Kenshin is a weapons-based fighter, and the styles adopted by each character are greatly affected by what each combatant is wielding. For example, Kenshin's blade is deadly but takes some time to swing. Your best bet is to go in lightly with some swift slashes before opening up and really swinging the sword around. My personal favourite, Misao, can fight bare-knuckle, or with a pair of Tonfa, making her fast and versatile.
During the game you have two special attacks available to you; for want of a better term there's a "bullet-time" special (activated by pressing the R shoulder button) which slows down time and allows you to knock merry hell out of your opponent. You can use this twice against each opponent. The second attack is your special, activated by pressing the L shoulder button, which works much like a super attack in SFIV and is accompanied by a nice animation if it connects.
As you start the game, only three characters are available to you. Playing through with this initial selection opens up more characters. In total, there are twenty-two characters to unlock, which is respectable enough for a handheld fighter and allows for plenty of variety between fights.
Speaking of unlockables, the game also features hidden music, gallery images and costumes for the cast. Unfortunately the Japanese only menus make finding all the goodies (or even understanding what you've unlocked) prohibitive. But hey, it's a Japanese game and if you're reading this you probably accept that an FAQ could be required.

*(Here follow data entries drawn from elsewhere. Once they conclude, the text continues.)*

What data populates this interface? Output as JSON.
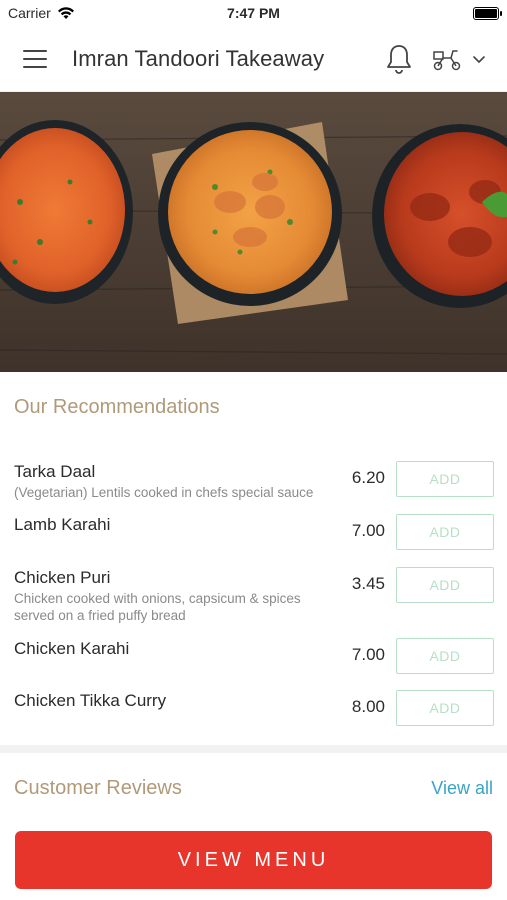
{
  "status_bar": {
    "carrier": "Carrier",
    "time": "7:47 PM"
  },
  "header": {
    "title": "Imran Tandoori Takeaway"
  },
  "recommendations": {
    "title": "Our Recommendations",
    "add_label": "ADD",
    "items": [
      {
        "name": "Tarka Daal",
        "description": "(Vegetarian) Lentils cooked in chefs special sauce",
        "price": "6.20"
      },
      {
        "name": "Lamb Karahi",
        "description": "",
        "price": "7.00"
      },
      {
        "name": "Chicken Puri",
        "description": "Chicken cooked with onions, capsicum & spices served on a fried puffy bread",
        "price": "3.45"
      },
      {
        "name": "Chicken Karahi",
        "description": "",
        "price": "7.00"
      },
      {
        "name": "Chicken Tikka Curry",
        "description": "",
        "price": "8.00"
      }
    ]
  },
  "reviews": {
    "title": "Customer Reviews",
    "view_all_label": "View all"
  },
  "footer": {
    "view_menu_label": "VIEW MENU"
  },
  "colors": {
    "accent_red": "#e8352b",
    "section_title": "#b09a7a",
    "add_border": "#b7e0c7",
    "link": "#3aa3c9"
  }
}
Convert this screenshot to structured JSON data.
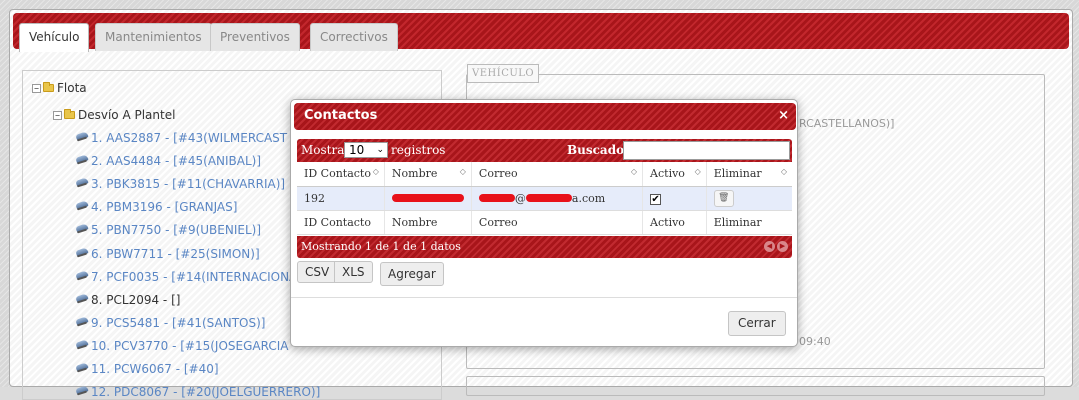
{
  "tabs": [
    "Vehículo",
    "Mantenimientos",
    "Preventivos",
    "Correctivos"
  ],
  "tree": {
    "root": "Flota",
    "group": "Desvío A Plantel",
    "items": [
      {
        "text": "1. AAS2887 - [#43(WILMERCAST",
        "linked": true
      },
      {
        "text": "2. AAS4484 - [#45(ANIBAL)]",
        "linked": true
      },
      {
        "text": "3. PBK3815 - [#11(CHAVARRIA)]",
        "linked": true
      },
      {
        "text": "4. PBM3196 - [GRANJAS]",
        "linked": true
      },
      {
        "text": "5. PBN7750 - [#9(UBENIEL)]",
        "linked": true
      },
      {
        "text": "6. PBW7711 - [#25(SIMON)]",
        "linked": true
      },
      {
        "text": "7. PCF0035 - [#14(INTERNACIONA",
        "linked": true
      },
      {
        "text": "8. PCL2094 - []",
        "linked": false
      },
      {
        "text": "9. PCS5481 - [#41(SANTOS)]",
        "linked": true
      },
      {
        "text": "10. PCV3770 - [#15(JOSEGARCIA",
        "linked": true
      },
      {
        "text": "11. PCW6067 - [#40]",
        "linked": true
      },
      {
        "text": "12. PDC8067 - [#20(JOELGUERRERO)]",
        "linked": true
      }
    ]
  },
  "vehiculo": {
    "legend": "VEHÍCULO",
    "partial_text_1": "RCASTELLANOS)]",
    "partial_text_2": "09:40"
  },
  "modal": {
    "title": "Contactos",
    "close": "×",
    "length_prefix": "Mostrar",
    "length_value": "10",
    "length_suffix": "registros",
    "search_label": "Buscador:",
    "search_value": "",
    "columns": [
      "ID Contacto",
      "Nombre",
      "Correo",
      "Activo",
      "Eliminar"
    ],
    "rows": [
      {
        "id": "192",
        "nombre": "",
        "correo_visible_1": "@",
        "correo_visible_2": "a.com",
        "activo": "✔",
        "eliminar": "🗑"
      }
    ],
    "info": "Mostrando 1 de 1 de 1 datos",
    "export_buttons": [
      "CSV",
      "XLS"
    ],
    "add_button": "Agregar",
    "close_button": "Cerrar"
  }
}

Graphically the game is ok - the fighting characters in the foreground are nicely detailed and are surrounded by a thick black outline to give the feeling of being inked, and heavy attacks are also outlined in the same way - looks like someone has been cribbing from Street Fighter IV's design sheet! Backgrounds are solid and colourful without ever being spectacular, and the overall effect is pleasing.
Where the game may lose fans is the pacing. Fights are slow and tactical, and anyone used to the frantic action of Blazblue is going to find this a little clunky. For those of us who still play titles like Last Blade and Soul Calibur, this isn't such a problem, but it's not the adrenaline fix many will have come to expect from modern fighters.
So with Kenshin we have an old-school fighter based on what is now, unbelievably, an old-school anime (although a new anime series is on the way! - Ed). In this at least the game has a certain charming parity, and stands out as a thoughtful and worthy addition to your anime-themed PSP collection. For Kenshin fans of course, it's an utter must.